Price elasticity of demand explains the proportionate change in quantity demanded in response to a proportionate change in price. The extent of tax burden depends on the measures of elasticity (Arrow 2015). In case of indirect tax, one can pass the burden of taxation on others. The division of tax burden depends on the elasticity of demand and supply. In case of low elasticity of demand, greater burden is born by buyers. If sellers have a less elastic supply, then they are suffered more from taxation. The estimated price elasticity of demand for sugar-sweetened beverages is given as -0.9. That mean 1 percent rise in price leads to a decrease in demand by .9%. That means when price rises then though the buyers cannot reduces their demand by the full extent of tax but can make a considerable contraction in demand. As buyers are able to reduce their demand significantly, they suffer less from tax imposition. This in turn means although the tax is imposed on buyer, a significant portion of tax burden pass on the sellers. Therefore, the tax on sugar will effectively reduce consumption of sugar or sugar-sweetened drinks.
The incidence of taxation or tax burden depend on elasticity of the particular product. Since the tax is imposed on consumers of sugar-sweetened drinks, the effectiveness of tax depends on the own price elasticity of demand. Sugar drinks are highly consumed by Children, teenagers, and that of low income household. A tax on sugary drinks increases price of these drinks. Mostly children and teenagers prefer to have sugary drinks. Because of little economic understanding, these groups generally have an inelastic demand. With inelastic demand, little increases in price will not affect their demand much. However, both this group have a lower supply of income (Nicholson and Snyder 2014). This makes their demand relatively elastic in nature and hence increases effectiveness of tax on buyers. Low-income household because of low disposable income have relatively elastic demand for sugar-sweetened drinks. A slight increase in the price of such good make them reduce their demand to a considerable extent. For this group demand of sugary drinks with imposition of taxes declines significantly (Mankiw 2016). The tax intends to reduce intake of sugar-sweetened drinks. The low income for teenagers, children and low income household help to achieve a successful implementation of tax on sugar or sugar-sweetened drinks.
References
Arrow, K., 2015. Microeconomics and operations research: Their interactions and differences. Information Systems Frontiers, 17(1), pp.3-9.

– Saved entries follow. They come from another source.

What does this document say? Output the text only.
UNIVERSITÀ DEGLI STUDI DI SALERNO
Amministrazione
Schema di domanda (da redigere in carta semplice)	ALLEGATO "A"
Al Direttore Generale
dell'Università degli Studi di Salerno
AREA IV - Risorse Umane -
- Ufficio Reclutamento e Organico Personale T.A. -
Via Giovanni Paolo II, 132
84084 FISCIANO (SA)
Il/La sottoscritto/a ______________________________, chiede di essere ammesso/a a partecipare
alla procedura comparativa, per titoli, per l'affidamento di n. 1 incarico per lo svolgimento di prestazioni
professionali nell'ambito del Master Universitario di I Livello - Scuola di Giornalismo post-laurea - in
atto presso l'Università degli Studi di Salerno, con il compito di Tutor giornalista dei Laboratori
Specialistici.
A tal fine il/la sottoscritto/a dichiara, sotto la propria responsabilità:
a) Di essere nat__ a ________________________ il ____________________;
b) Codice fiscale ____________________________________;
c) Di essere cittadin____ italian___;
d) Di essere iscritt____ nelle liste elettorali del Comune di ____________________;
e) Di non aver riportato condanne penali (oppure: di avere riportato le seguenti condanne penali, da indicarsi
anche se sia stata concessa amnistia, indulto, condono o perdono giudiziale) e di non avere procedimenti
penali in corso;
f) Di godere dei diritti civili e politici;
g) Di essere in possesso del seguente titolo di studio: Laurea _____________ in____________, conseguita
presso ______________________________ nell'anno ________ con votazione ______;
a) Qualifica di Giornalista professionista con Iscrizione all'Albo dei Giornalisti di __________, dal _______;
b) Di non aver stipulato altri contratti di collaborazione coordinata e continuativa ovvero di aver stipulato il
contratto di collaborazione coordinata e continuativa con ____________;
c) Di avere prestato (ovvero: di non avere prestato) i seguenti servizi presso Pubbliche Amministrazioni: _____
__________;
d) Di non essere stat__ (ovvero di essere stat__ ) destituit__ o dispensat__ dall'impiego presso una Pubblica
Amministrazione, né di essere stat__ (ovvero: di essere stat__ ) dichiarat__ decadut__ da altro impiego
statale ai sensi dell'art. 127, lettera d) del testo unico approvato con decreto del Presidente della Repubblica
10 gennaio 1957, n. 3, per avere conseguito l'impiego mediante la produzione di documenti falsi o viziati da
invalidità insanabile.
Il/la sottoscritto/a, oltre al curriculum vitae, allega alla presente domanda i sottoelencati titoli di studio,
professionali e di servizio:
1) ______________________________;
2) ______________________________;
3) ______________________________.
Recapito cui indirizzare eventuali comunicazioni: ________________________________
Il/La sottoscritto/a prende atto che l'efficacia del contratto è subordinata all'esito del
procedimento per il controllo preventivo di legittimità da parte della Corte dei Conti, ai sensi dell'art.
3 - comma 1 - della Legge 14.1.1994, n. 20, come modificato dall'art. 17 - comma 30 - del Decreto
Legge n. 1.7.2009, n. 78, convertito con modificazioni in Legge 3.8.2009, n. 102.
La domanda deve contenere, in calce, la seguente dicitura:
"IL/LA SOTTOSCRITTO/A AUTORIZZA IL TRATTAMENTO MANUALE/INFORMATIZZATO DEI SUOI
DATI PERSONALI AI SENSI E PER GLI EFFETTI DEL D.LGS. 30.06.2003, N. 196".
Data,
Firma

Bernanke, B., Antonovics, K. and Frank, R., 2015. Principles of macroeconomics. McGraw-Hill Higher Education.
Dinar, A., 2014. Foundations and Trends® in Microeconomics. Foundations and Trends® in Microeconomics, 10(2), pp.85-165.
Fine, B., 2016. Microeconomics. University of Chicago Press Economics Books.
Mankiw, N.G., 2016. Economics-Microeconomics-Principles of Microeconomics.
McKenzie, R.B. and Lee, D.R., 2016. Microeconomics for MBAs: The economic way of thinking for managers. Cambridge University Press.
Moulin, H., 2014. Cooperative microeconomics: a game-theoretic introduction. Princeton University Press.
Nicholson, W. and Snyder, C.M., 2014. Intermediate microeconomics and its application. Cengage Learning.